Our cherished values and principles as a person are not without limitations. Never apologise for setting boundaries: teach people what you can and cannot tolerate to earn the respect of others.
Setting boundaries will guide you in your interpersonal relationships–distinguishing between healthy and unhealthy habits, behaviours and attitudes. You’ll be able to distance yourself from toxic people who don’t respect the boundaries you set. Upholding your self-respect enables you to not force yourself in people, situations or environment that are detrimental to your mental, physical and emotional wellness.
Set realistic expectations
You cannot teach others how to treat you overnight, as interpersonal relationships and interactions is not a one-time thing. Nurturing healthy relationships require care and patience and in some cases–like establishing a friendly working relationship with your boss– observation, practice and afterthought.
You must accept that in some instances, people will not stick around even if you try to initiate or nurture an interpersonal relationship. It may be useful to ask yourself: “Should I make room for a future relationship that I deserve, or just stick with a current relationship that looks bleak and uncertain?”

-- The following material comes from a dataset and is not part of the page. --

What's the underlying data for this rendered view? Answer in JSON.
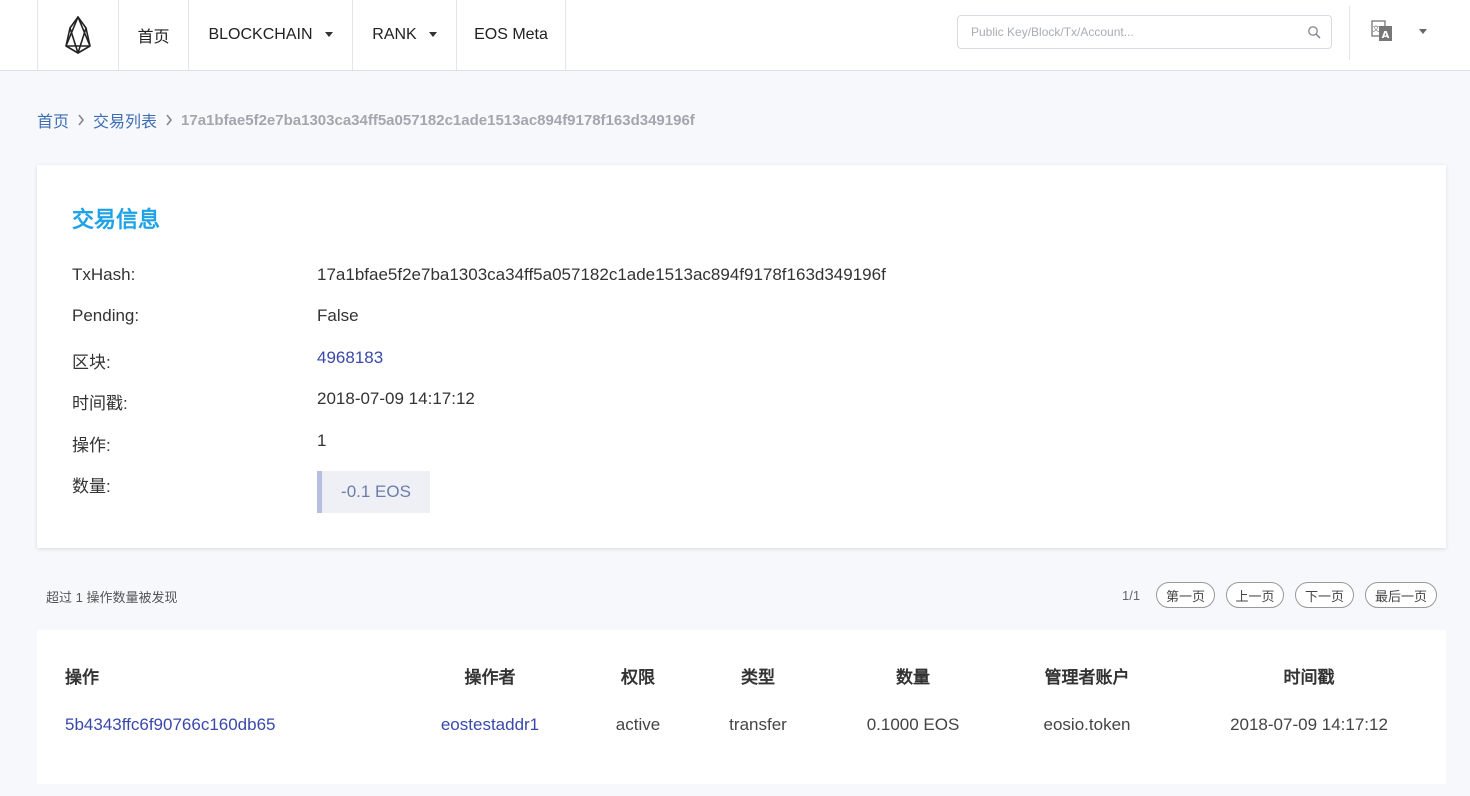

Being honest with yourself with the kind of relationships you want to keep or pursue will help you heal from the emotional anguish that you’ve been enduring, and lead to you to the happiness you deserve.
Check on yourself
Self-reflection allows you to get to know yourself better. By doing so, you’ll be able to label and manage your conflicting emotions to identify their root causes. Your outward behaviour is greatly influenced by your thoughts, even if you try to mask them. Consequently, your inner life reflects on the actions of the people around you.
Take the time to reflect on your deep-seated thoughts, no matter how negative they are, and don’t be afraid to ask advice from people who know you best. By resolving the conflict and angst inside you, you’ll gain more courage and confidence so you can build your own boundaries and gain respect, loyalty, or whatever it is you want to receive from the people around you.
You’ll find yourself happier–and healthier–when you're truthful and honest with yourself.